What is the priary means for this happening? To my mind, the most important aspect of this is information flow. So, for example, if you have a good product, some people will buy it, and will generate positive word of mouth, and because of this more eople will buy it, and so on … No matter what we are referring to, the primary reason for this, to my mind, is information flow.
While we have been living in the information age for some time now, today is qualitatively different. Today, with the emergence of web 2.0 technologies, the flow of information has found uncountable new channels, and information today flows in directions, and using mechanisms which were unthinkable even a few years back.

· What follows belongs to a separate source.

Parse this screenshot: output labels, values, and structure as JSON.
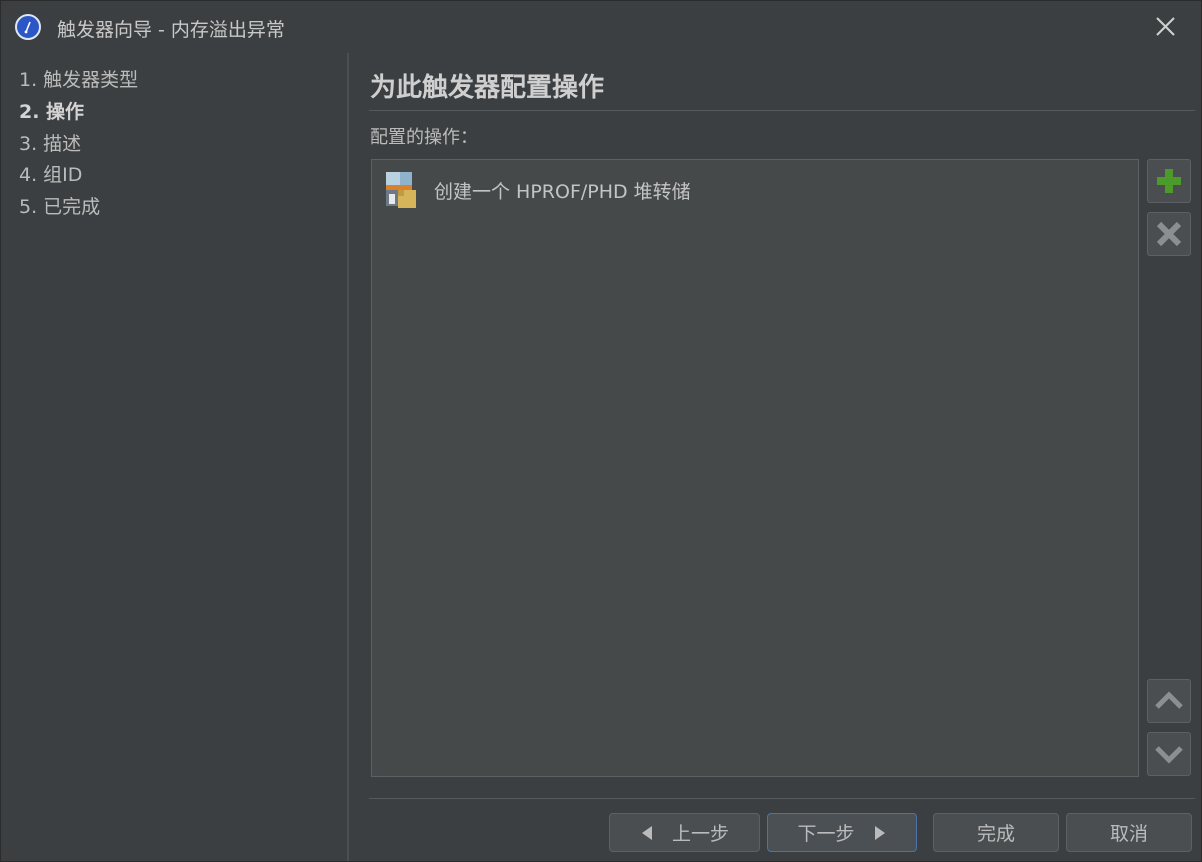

What this implies is that the adoption of web 2.0 would tend to increase the magnitude of amplification for reinforcing feedback. What this means is that companies had better be prepared to make sure they dont goof up. Any slip-up would get circulated across the world, over the blogosphere, or in online communities, and using numerous other forms.
Now, there is the question of ROI on Social Computing, this is something which is still highly nebulous, and as Luis mentions in his post, social computing (or KM for that matter) doesnt necessarily lend itself to ROI calculations (one of the reasons being the structural differences between material, and knowledge). However, this could be a reasonably convincing argument for adoption of social computing (its anyway coming at you, so why would you want to ignore it? And, even if you did, its better for the organization to have a presence in the web 2.0 world, so it can make sure its voice is heard, and the people commenting on the company dont have a field day!).